Clearly, not all service providers are well-positioned enough to be making agile changes all of the time today.
We are seeing evidence of movement in this direction. Seasonally adjusted, the number of cloud and network disruptions in the final months of 2022 was lower than in previous years and included the usual downward dip that we’d expect to see for the holiday season.
This year, we anticipate more providers getting better at agile and resilient infrastructures and application architectures, and with that, increased capability, end-of-year strategy, and mindset changes will become more common.
Friday the thirteenth wouldn’t be complete without some form of misfortune, and this time around, it appears Spotify was the unfortunate recipient. While not of the magnitude described by singer-songwriter Don McLean in American Pie, the music did seem to stop streaming for a number of users globally for close to two hours. First observed around 7:40 PM EST, the disruption initially manifested as system timeouts. Connectivity to the Spotify services appeared to be intact, but an increase in wait time started to be observed, impacting a number of regions across the globe.
Around 8:20 PM EST, ThousandEyes began observing widespread issues affecting multiple regions globally, with a number of requests to Spotify services either timing out or returning service unreachable (HTTP 503) or unauthorized messages (HTTP 401), which is indicative of backend system issues as opposed to a network issue.
At 8:53 PM EST, Spotify announced that they were experiencing some issues and they were investigating. The disruption lasted around two hours, appearing to clear around 9:35 PM EST when services began to return. Around 11:16 PM EST, Spotify announced that all services had been restored.
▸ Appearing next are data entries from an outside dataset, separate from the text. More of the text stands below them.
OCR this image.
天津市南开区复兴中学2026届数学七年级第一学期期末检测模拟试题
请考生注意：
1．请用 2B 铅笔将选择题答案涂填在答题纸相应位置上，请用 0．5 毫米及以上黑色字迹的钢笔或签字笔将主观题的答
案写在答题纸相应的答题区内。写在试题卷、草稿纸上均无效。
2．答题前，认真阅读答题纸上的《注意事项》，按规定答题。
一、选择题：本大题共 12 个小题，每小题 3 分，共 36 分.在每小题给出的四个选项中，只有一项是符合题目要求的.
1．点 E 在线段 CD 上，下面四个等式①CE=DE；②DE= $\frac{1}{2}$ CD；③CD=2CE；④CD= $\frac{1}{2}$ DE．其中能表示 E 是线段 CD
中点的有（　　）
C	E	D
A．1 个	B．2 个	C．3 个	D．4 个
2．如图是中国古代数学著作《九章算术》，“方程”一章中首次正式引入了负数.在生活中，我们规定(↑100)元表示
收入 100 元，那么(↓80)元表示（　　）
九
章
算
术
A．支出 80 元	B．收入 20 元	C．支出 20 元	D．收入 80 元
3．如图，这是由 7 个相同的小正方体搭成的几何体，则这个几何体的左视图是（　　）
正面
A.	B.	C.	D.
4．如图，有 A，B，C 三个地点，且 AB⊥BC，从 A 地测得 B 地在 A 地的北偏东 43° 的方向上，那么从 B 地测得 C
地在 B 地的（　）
Internet Outages and Trends
Looking at global outages across ISPs, cloud service provider networks, collaboration app networks, and edge networks over the past two weeks, we saw:
- After an initial increase of 23% when compared to November 28-December 4, global outages began a downward trend through the end of 2022—dropping from 347 to 120, a 65% decrease between December 5-11 and December 26-January 1. Subsequently, global outages rose from 120 to 217, an 80% increase compared to December 26-January 1, followed by another rise from 217 to 252, a 16% increase compared to the previous week.
- This pattern was not reflected domestically, initially rising from 78 to 90, a 15% increase when compared to November 28-December 4—followed by a drop from 90 to 52, a 42% decrease compared to December 5-11, before rising from 52 to 62, a 19% increase from December 12-18. The domestic numbers then halved, dropping from 62 to 31, a 50% decrease when compared to the previous week. Before mirroring the global pattern with rises of 31 to 57, an 83% increase compared to December 26-January 1, followed by another rise from 57 to 68, a 19% increase compared to the previous week.
- U.S.-centric outages accounted for 27% of all observed outages, which is the same percentage observed on November 21-27 and November 8-December 4, December 19-25 and, December 26-January 1, but higher than the percentage observed on December 5-11 and December 12-18, where they accounted for 22% of observed outages.